SOME company bosses are calling for changes to a government wage subsidy scheme introduced in last year's Budget.

They say it favours larger firms that are more able to afford better pay rises over smaller companies, while also giving rise to unrealistic staff expectations.

Although they praised the efficient nature of the scheme, some felt the money could be better spent on more specific measures to benefit certain small and medium-sized enterprises (SMEs).

The Wage Credit Scheme covers 40 per cent of the pay rises Singaporean workers earning a monthly salary of up to $4,000 receive over three years. There is no need for employers to apply for the scheme and the wage credits will be paid to them automatically based on their CPF contributions.

A Singapore Business Federation (SBF) poll of 215 companies late last year found the scheme had a modest impact on whether bosses give pay hikes. Just 37 per cent of employers surveyed said they will give larger salary increments, with the rest saying they will not change pay levels.

The SBF noted that an "unintended consequence" of the scheme is that larger companies have greater resources to raise salaries and are better able to attract and retain staff while benefiting from the subsidy.

"This may cause SMEs to lose these employees who are attracted to the higher wages offered by the larger corporations," it added.

The scheme, which is set to cost $3.6 billion over three years, is part of a three-year transition support package to help companies restructure amid a tight labour market.
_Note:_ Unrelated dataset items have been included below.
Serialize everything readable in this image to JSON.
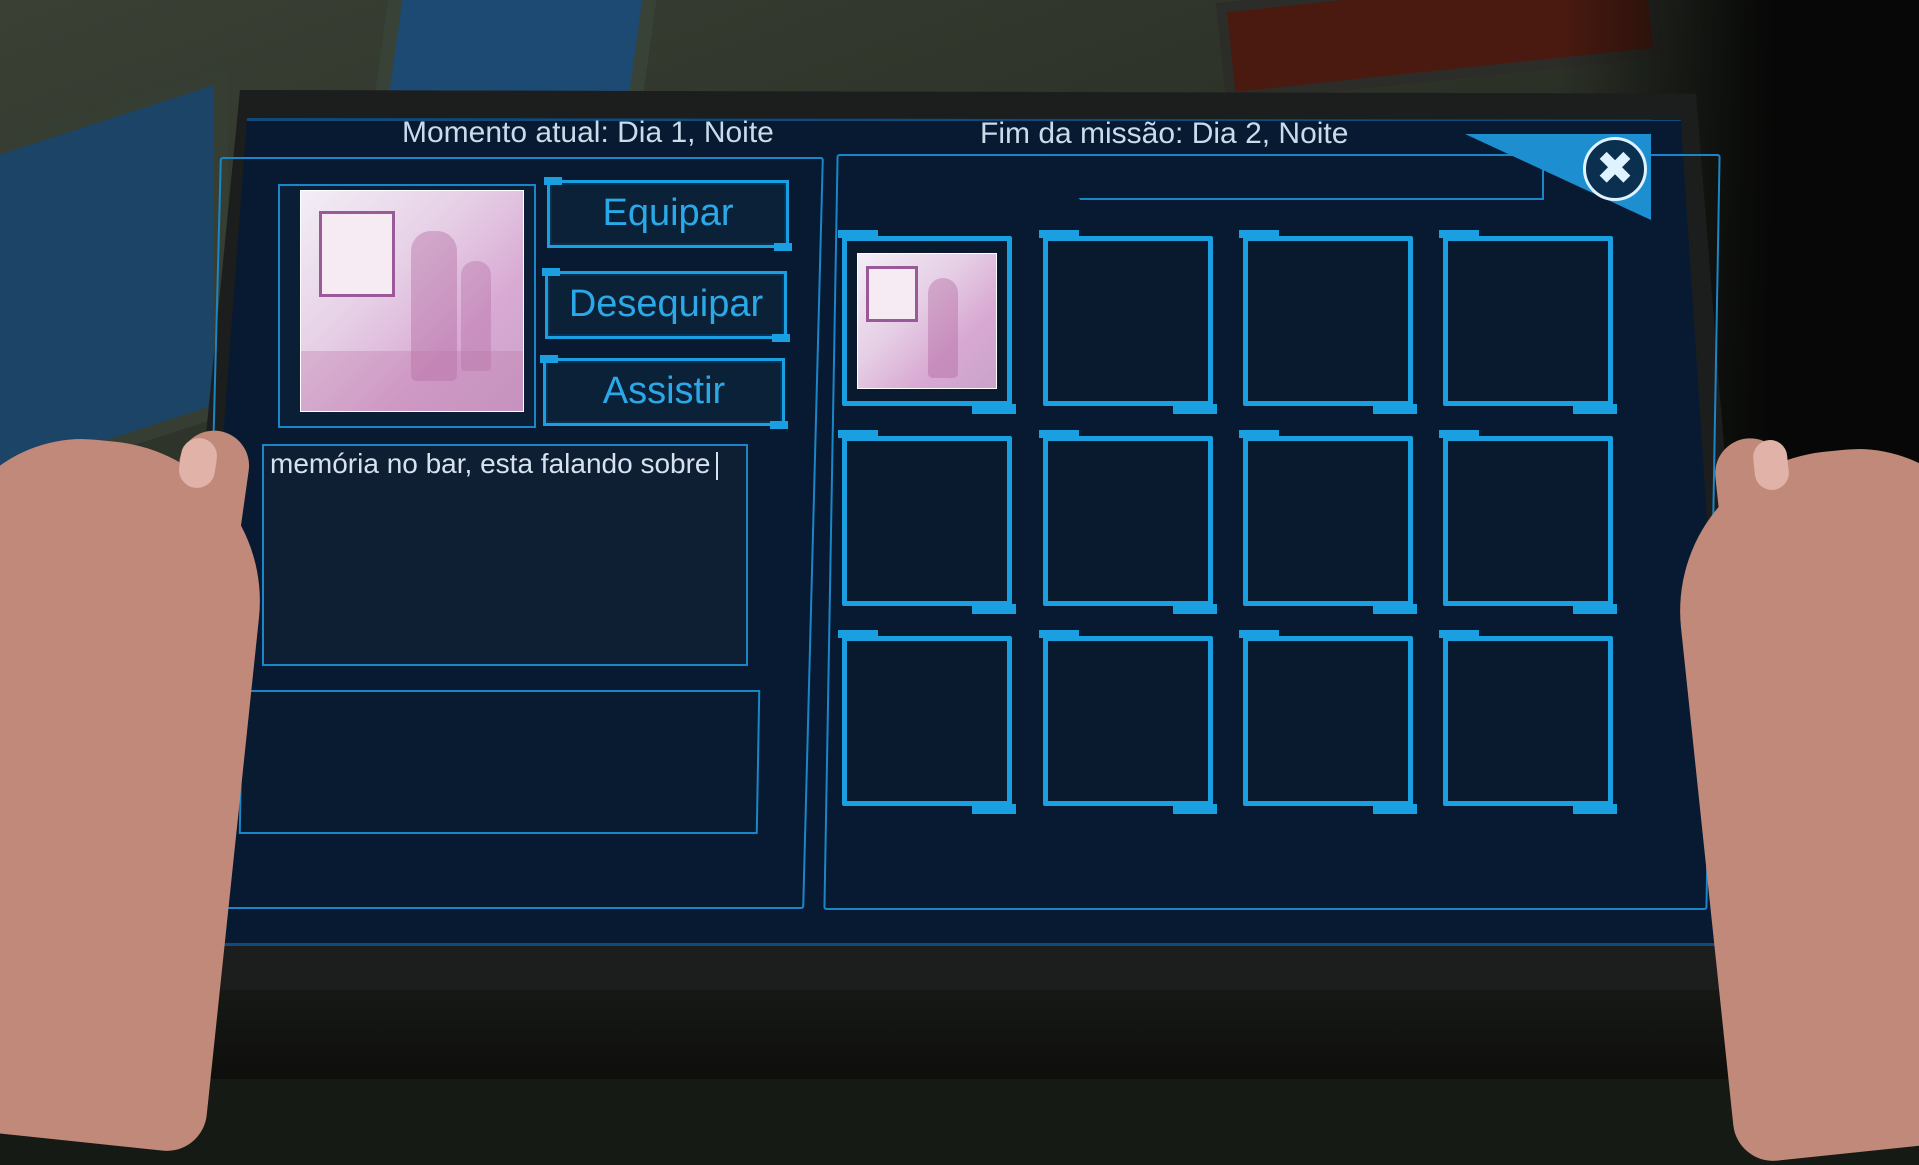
{
  "header": {
    "current_moment": "Momento atual: Dia 1, Noite",
    "mission_end": "Fim da missão: Dia 2, Noite"
  },
  "buttons": {
    "equip": "Equipar",
    "unequip": "Desequipar",
    "watch": "Assistir",
    "close_icon": "close-x-icon"
  },
  "selected_memory": {
    "description": "memória no bar, esta falando sobre"
  },
  "inventory": {
    "rows": 3,
    "columns": 4,
    "filled_slots": [
      0
    ],
    "accent_color": "#1aa0e0"
  },
  "colors": {
    "screen_bg": "#071a31",
    "accent": "#1aa0e0",
    "text": "#c9dcec"
  }
}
It aims to encourage bosses to share productivity gains with their workers.

But some bosses told The Straits Times the scheme should be tweaked so that the benefits are better directed.

Mr Tan Jit Khoon, CEO of printing firm Winson Press, said: "The intention is good, but the money can be better spent, more targeted to direct help to where it's needed most. (Multinationals) will have to give pay increments anyway, so the money becomes a windfall for them."

Mr Lau Tai San, chairman of Kim Ann Engineering, said: "The scheme may benefit the non- SMEs and large SMEs more. Hence, it may need to be reviewed or refined for smaller SMEs."

Other bosses suggested raising the monthly salary cap to $4,500 or $5,000 so that more workers can benefit.

Various parties have suggested other ways to refine the scheme. For instance, Labour MP Zainal Sapari said the scheme should have a higher co-funding percentage to bring about better pay rises for lower-income workers. For instance, the Government could look into raising the percentage, maybe even to 80 per cent, for those earning below $2,000, he said last year.

The scheme has enabled firms such as Rasel Catering Singapore, which has about 50 staff, to be more generous with increments last year, and companies say it aids them in talent retention.

One key advantage, say bosses, is that unlike several other government initiatives, the wage subsidy is hassle-free and is automatically paid. In contrast, other schemes may require filling forms or submitting tax returns to claim cash payouts or tax deductions.

However, bosses say it could also leave a company saddled with a high wage bill after the scheme expires in 2015.

"This is only for three years, after which we have to bear the full burden. I may have to pass on the costs to consumers then," said PestBusters chief executive Thomas Fernandez.

Some bosses also say the scheme gives rise to more wage pressures, as they are obliged to give healthier pay hikes to those earning above $4,000 and even to staff who are underperforming.

"Now I'm pressured to give these staff a decent increment, otherwise they may leave or even join a competitor," said an SME boss who declined to be named.